次なる目的地はどこか。
現在、台湾ではウインターリーグが行われており若手選手達が武者修行を行っている。その一方で各国リーグはFA選手の移籍決断や戦力外など来季に向けた戦力整備が進んでいる。その中で台湾球界では日本でもプレーしたベテランに対して厳しい冬が訪れている。それが元楽天のインチェだ。
映像:楽天時代のインチェ
(出典:You tube https://www.youtube.com/watch?v=8j9IFSgo1jc)
本日11月30日、Lamigoモンキーズは6選手に戦力外通告を行い、その中にインチェの名前があった。36歳になった大ベテラン左腕は昨年、中信兄弟をクビになったが今年1月にLamigoと契約を果たして台湾球界では6球団に在籍することになった。

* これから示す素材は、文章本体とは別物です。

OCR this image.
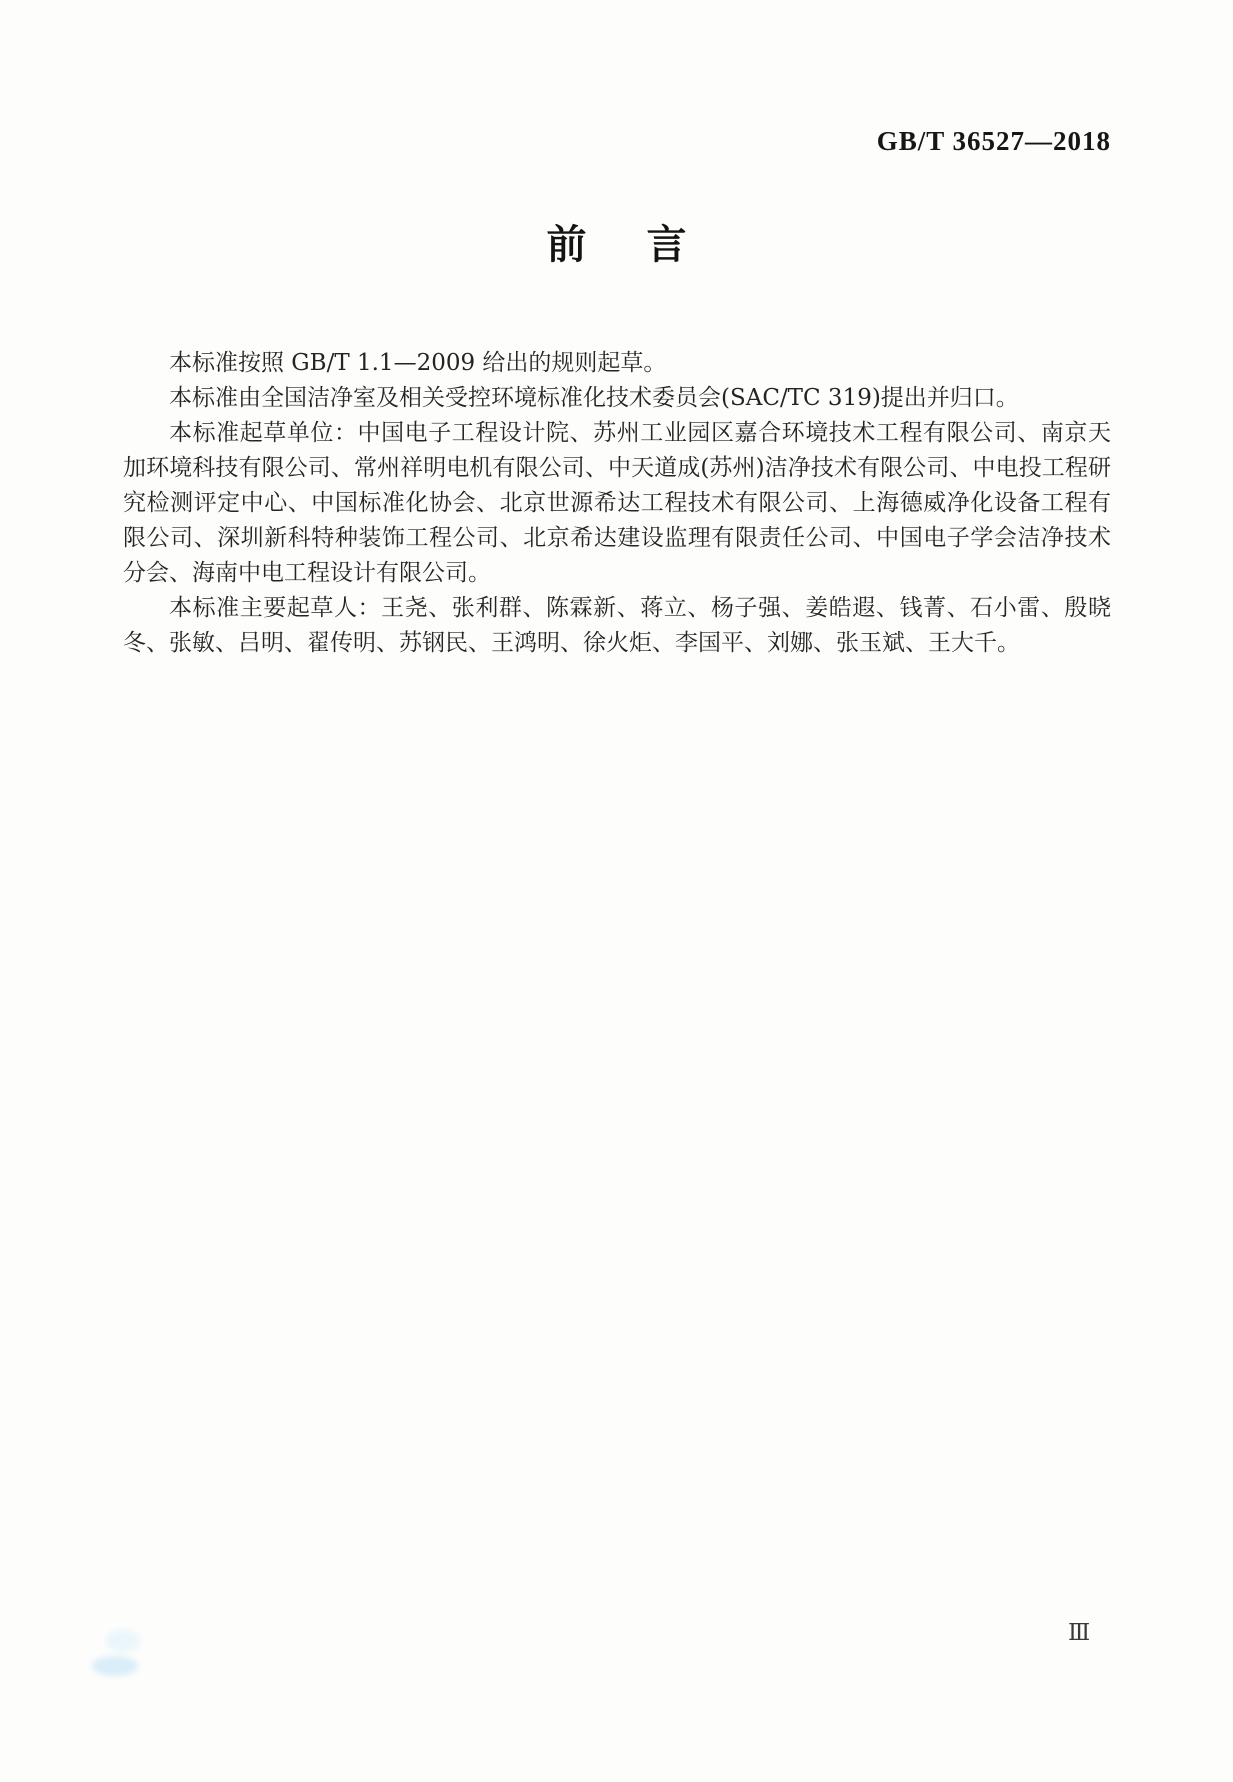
GB/T 36527—2018
前言

本标准按照 GB/T 1.1—2009 给出的规则起草。

本标准由全国洁净室及相关受控环境标准化技术委员会(SAC/TC 319)提出并归口。

本标准起草单位：中国电子工程设计院、苏州工业园区嘉合环境技术工程有限公司、南京天加环境科技有限公司、常州祥明电机有限公司、中天道成(苏州)洁净技术有限公司、中电投工程研究检测评定中心、中国标准化协会、北京世源希达工程技术有限公司、上海德威净化设备工程有限公司、深圳新科特种装饰工程公司、北京希达建设监理有限责任公司、中国电子学会洁净技术分会、海南中电工程设计有限公司。

本标准主要起草人：王尧、张利群、陈霖新、蒋立、杨子强、姜皓遐、钱菁、石小雷、殷晓冬、张敏、吕明、翟传明、苏钢民、王鸿明、徐火炬、李国平、刘娜、张玉斌、王大千。

Ⅲ
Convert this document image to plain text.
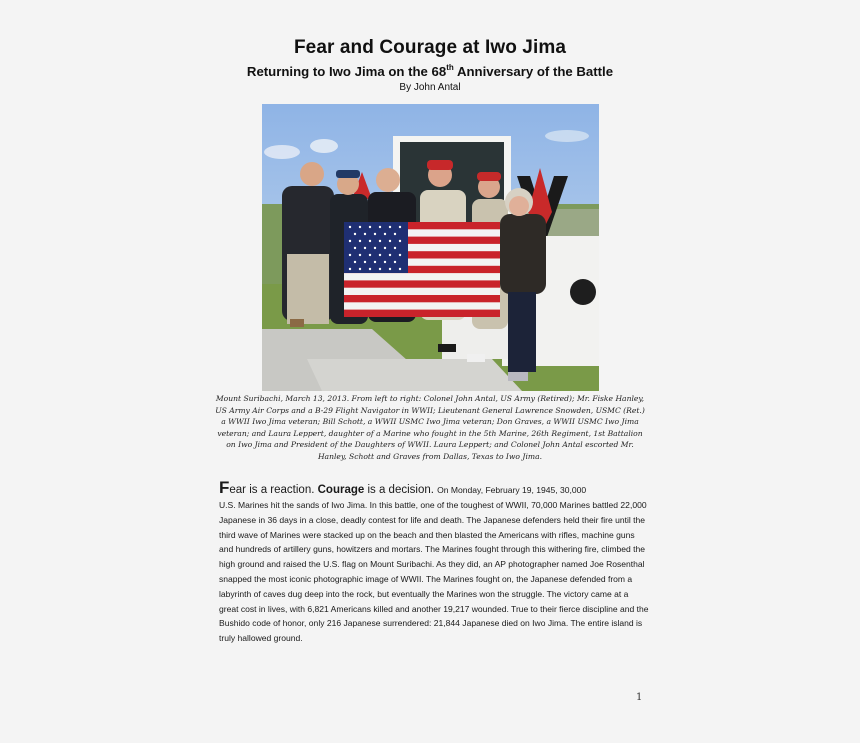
Fear and Courage at Iwo Jima
Returning to Iwo Jima on the 68th Anniversary of the Battle
By John Antal
Mount Suribachi, March 13, 2013. From left to right: Colonel John Antal, US Army (Retired); Mr. Fiske Hanley, US Army Air Corps and a B-29 Flight Navigator in WWII; Lieutenant General Lawrence Snowden, USMC (Ret.) a WWII Iwo Jima veteran; Bill Schott, a WWII USMC Iwo Jima veteran; Don Graves, a WWII USMC Iwo Jima veteran; and Laura Leppert, daughter of a Marine who fought in the 5th Marine, 26th Regiment, 1st Battalion on Iwo Jima and President of the Daughters of WWII. Laura Leppert; and Colonel John Antal escorted Mr. Hanley, Schott and Graves from Dallas, Texas to Iwo Jima.
Fear is a reaction. Courage is a decision. On Monday, February 19, 1945, 30,000
U.S. Marines hit the sands of Iwo Jima. In this battle, one of the toughest of WWII, 70,000 Marines battled 22,000 Japanese in 36 days in a close, deadly contest for life and death. The Japanese defenders held their fire until the third wave of Marines were stacked up on the beach and then blasted the Americans with rifles, machine guns and hundreds of artillery guns, howitzers and mortars. The Marines fought through this withering fire, climbed the high ground and raised the U.S. flag on Mount Suribachi. As they did, an AP photographer named Joe Rosenthal snapped the most iconic photographic image of WWII. The Marines fought on, the Japanese defended from a labyrinth of caves dug deep into the rock, but eventually the Marines won the struggle. The victory came at a great cost in lives, with 6,821 Americans killed and another 19,217 wounded. True to their fierce discipline and the Bushido code of honor, only 216 Japanese surrendered: 21,844 Japanese died on Iwo Jima. The entire island is truly hallowed ground.
1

しかし、若手の台頭もあり1軍ではわずか11試合の登板に終わり、0勝0敗 防御率5.40の成績を残した。
インチェといえば06年から3年間、楽天に在籍。野村克也監督の元、先発ローテーションの一角を期待されたが、制球難もあり登板機会に恵まれず1勝も挙げることができなかった。当時は林恩宇とともに台湾人投手コンビを形成したが、来日前のような超人的な能力を発揮できず09年に再び台湾に戻った。
日本球界を去ってから約8年経った今では台湾球界で貴重な存在となっている。なぜならインチェは今は亡き球団に在籍していた数少ない選手なのだ。彼の経歴を振り返るとプロ入りを果たした99年当時、台湾球界は現在のCPBLと台湾メジャーリーグ(TML)の2つのリーグに分かれていた。インチェはTMLに属していた高屏雷公に入団し、3年目の01年に記録した13勝と115奪三振はリーグトップだった。その後、このリーグは03年にCPBLと合併し1リーグ制に戻った。現役選手ではTMLを経験した唯一の選手だった。
04年には誠泰コブラズに入団。この時の指揮官は元西武の郭泰源で投手王国と呼ばれたチームの中心選手として初年度は防御率1.73と203奪三振でタイトルを獲得、2年目も最多奪三振のタイトルに輝き、チームの台湾シリーズ進出に貢献した。結果的に興農ブルズにスイープされたがこの年の活躍が楽天入団につながった。
楽天を退団し、台湾に戻ってきた09年からは05年の台湾シリーズで敗れた興農に入団。この年は6勝6敗と調子は上がらなかったが、10年には高津臣吾や正田樹らとともに台湾シリーズを制覇した。球団名が義大ライノズに変わってからも6年間在籍し、長年に渡ってチームを支えた。最終的には今はない高屏や誠泰、興農、そして義大の4球団で投げていたことになり今はとても貴重な選手なのだ。
今回、戦力外となったインチェは「現時点ではゆっくり休むことを優先」と話しており去就については明確になっていない。どうやら来年1月に来日し指導者になるための勉強をする話もあるようだ。果たして来季も現役を続けるのか、それともコーチに転身するのか動向に注目していきたい。